Guest Post: A Developers' Guide to the Linked Data APIs - Jeni Tennison

Linked data offers some great advantages for publishing government data. The approach makes it easy to publish information in a way that allows it to be combined with other sets of data, without an up-front agreement about exactly what information should be published. The benefits arise from the emphasis on unambiguous, common identifiers for things, from the inherent extensibility of the RDF data model, and from the publication of data in a standard format. Linked data is a great way of publishing information for diverse and distributed organisations, such as government.

However, the RDF model, its various serialisations and the SPARQL query language are foreign to the majority of developers. Those developers understandably want to be able to use the tool chains that they are familiar with to access government data. Publishing data purely as RDF, and providing access purely through SPARQL queries raises an unacceptable barrier onto the use of that data.

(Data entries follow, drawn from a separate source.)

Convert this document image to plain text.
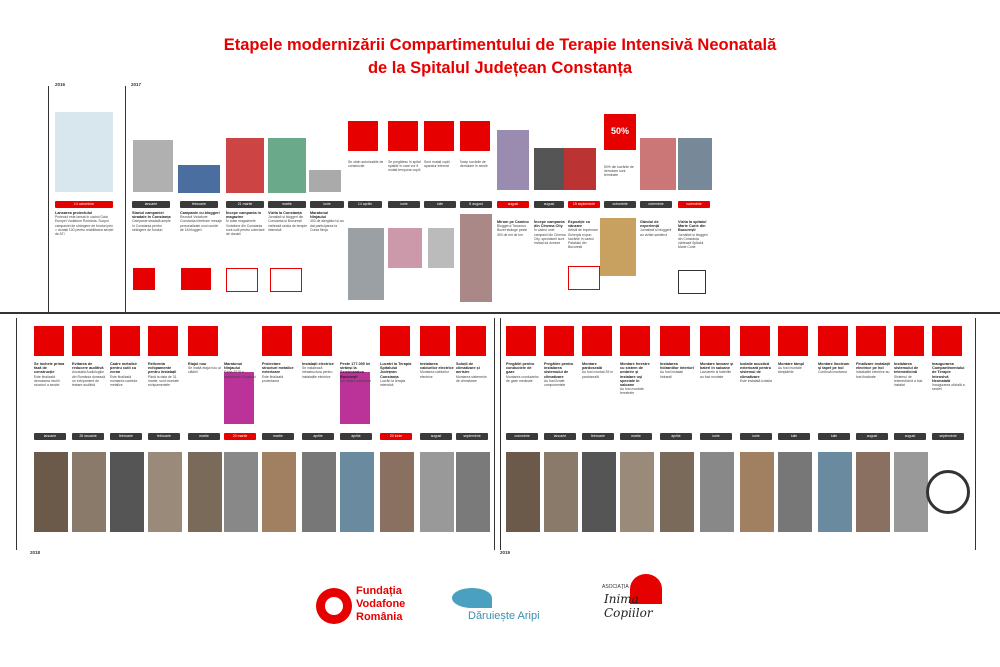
Etapele modernizării Compartimentului de Terapie Intensivă Neonatală
de la Spitalul Județean Constanța
2016	2017
2018	2019
14 octombrie
Lansarea proiectului
Proiectul este lansat în cadrul Gala Europei Vodafone România. Scopul campaniei de strângere de fonduri prin = donații 100 pentru reabilitarea secției de ATI
ianuarie	februarie	21 martie	martie	iunie
Startul campaniei stradale în Constanța
Campanie stradală ample în Constanța pentru strângere de fonduri
Campanie cu bloggeri
Rezolvă Vodafone Constanța întrebare mesaje personalizate unui număr de 18 bloggeri
Începe campania în magazine
În toate magazinele Vodafone din Constanța sunt cutii pentru colectare de donații
Vizita la Constanța
Jurnaliști și bloggeri din Constanța și București vizitează secția de terapie intensivă
Maratonul Ninjaului
400 de alergători și-au dat participarea la Cursa Ninja
Se obțin autorizațiile de construcție
Se pregătesc în spital spațiile în care vor fi mutați temporar copiii
Sunt mutați copiii aparatur internat
Încep lucrările de demolare în secție
14 aprilie	iunie	iulie	8 august
50%
50% din lucrările de demolare sunt terminate
august	august	15 septembrie	octombrie	noiembrie	noiembrie
Mirum pe Camino
Bloggerul Tanomus Buzet strânge peste 300 de mii de km
Începe campania din Cinema City
În cadrul unei campanii din Cinema City, spectatorii sunt invitați să doneze
Expoziție cu vânzare
Artiștii de imprimare Scherpis expun lucrările în cadrul Palatului din București
Gândul de experiență
Jurnaliștii și bloggerii au vizitat șantierul
Vizita la spitalul Marie Curie din București
Jurnaliști și bloggeri din Constanța vizitează Spitalul Marie Curie
Se încheie prima fază de construcție
Este finalizată demolarea vechii structuri a secției
ianuarie
Evitarea de reducere auditivă
Asociația Audiologilor din România donează un echipament de testare auditivă
26 ianuarie
Cadre metalice pentru cutii cu ecran
Este finalizată montarea cadrelor metalice
februarie
Relicenta echipamente pentru instalații
Până la data de 31 martie, sunt montate echipamentele
februarie
Etajul nou
Se înalță etajul nou al clădirii
martie
Maratonul Ninjaului
Ediția 2018 a maratonului Ninjaului
23 martie
Proiectare structuri metalice exterioare
Este finalizată proiectarea
martie
Instalații electrice
Se instalează infrastructura pentru instalațiile electrice
aprilie
Peste 177.000 lei strânși la Semimaraton București
Din totalul oamenilor
aprilie
Lucrări la Terapia Spitalului Județean Constanța
Lucrări la terapia intensivă
20 iunie
Instalarea cablurilor electrice
Montarea cablurilor electrice
august
Soluții de climatizare și aerisire
Montarea sistemelor de climatizare
septembrie
Pregătiri pentru conductele de gaze
Montarea conductelor de gaze medicale
octombrie
Pregătire pentru instalarea sistemului de climatizare
Au fost livrate componentele
ianuarie
Montare pardoseală
Au fost montați 35 m pardoseală
februarie
Montare ferestre cu sistem de umbrire și instalare uși speciale în saloane
Au fost montate ferestrele
martie
Instalarea hidrantilor interiori
Au fost instalați hidranții
aprilie
Montare lavoare și bateri în saloane
Lavoarele și bateriile au fost montate
iunie
Izolatie acustică exterioară pentru sistemul de climatizare
Este instalată izolația
iunie
Montare tâmpl
Au fost montate tâmplăriile
iulie
Montare linoleum și tapet pe hol
Continuă montarea
iulie
Finalizare instalații electrice pe hol
Instalațiile electrice au fost finalizate
august
Instalarea sistemului de telemedicină
Sistemul de telemedicină a fost instalat
august
Inaugurarea Compartimentului de Terapie Intensivă Neonatală
Inaugurarea oficială a secției
septembrie
Fundația
Vodafone
România	Dăruiește Aripi
ASOCIAȚIA
Inima
Copiilor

We have therefore been working on a way of retaining the advantages that the linked data approach gives us, while providing a much more familiar API to that data. Here, we'll talk about what these APIs look like, how you can use them, and a little about how they works behind the scenes. We're particularly keen to hear feedback to help us improve its usability.

The example that we discuss here is a particular configuration of a linked data API that operates over the SPARQL endpoint provided for the Edubase dataset. Some of the features that we'll look at are generic features that will be common for any configuration; others are specific to the way that this particular education API has been configured. Going forward, we expect the majority of the data that we publish as linked data to be accessible through this type of API.

Simple XML and JSON Formats

Let's first look at a couple of pages to give you a flavour. Turn your browser to:

`http://services.data.gov.uk/education/api/school`

This page lists ten schools from the set of data that we have about schools. By default the result comes back as XML. The most important part (the actual list of schools) looks like:

    <items>
      <item href="http://education.data.gov.uk/id/school/100866">
        <label>Herne Hill School</label>
        <typeOfEstablishment href="http://education.data.gov.uk/def/school/TypeOfEstablishment_TERM_Other_Independent_School">
          <label>Other Independent School</label>
        </typeOfEstablishment>
        <gender href="http://education.data.gov.uk/def/school/Gender_Mixed">
          <label>Mixed</label>
        </gender>
        <establishmentNumber datatype="integer">6375</establishmentNumber>
        <uniqueReferenceNumber datatype="integer">100866</uniqueReferenceNumber>
      </item>
      ... other items ...
    </items>

This provides basic information about each school. The unique identifiers both for the schools themselves and for some of the concepts used to describe the school (such as the facts that it is an independent school and takes both boys and girls) are indicated through the `href` attributes. To keep things simple, the properties of the school are provided using elements without namespaces. Where a value has a datatype, the name for that datatype is provided in a `datatype` property.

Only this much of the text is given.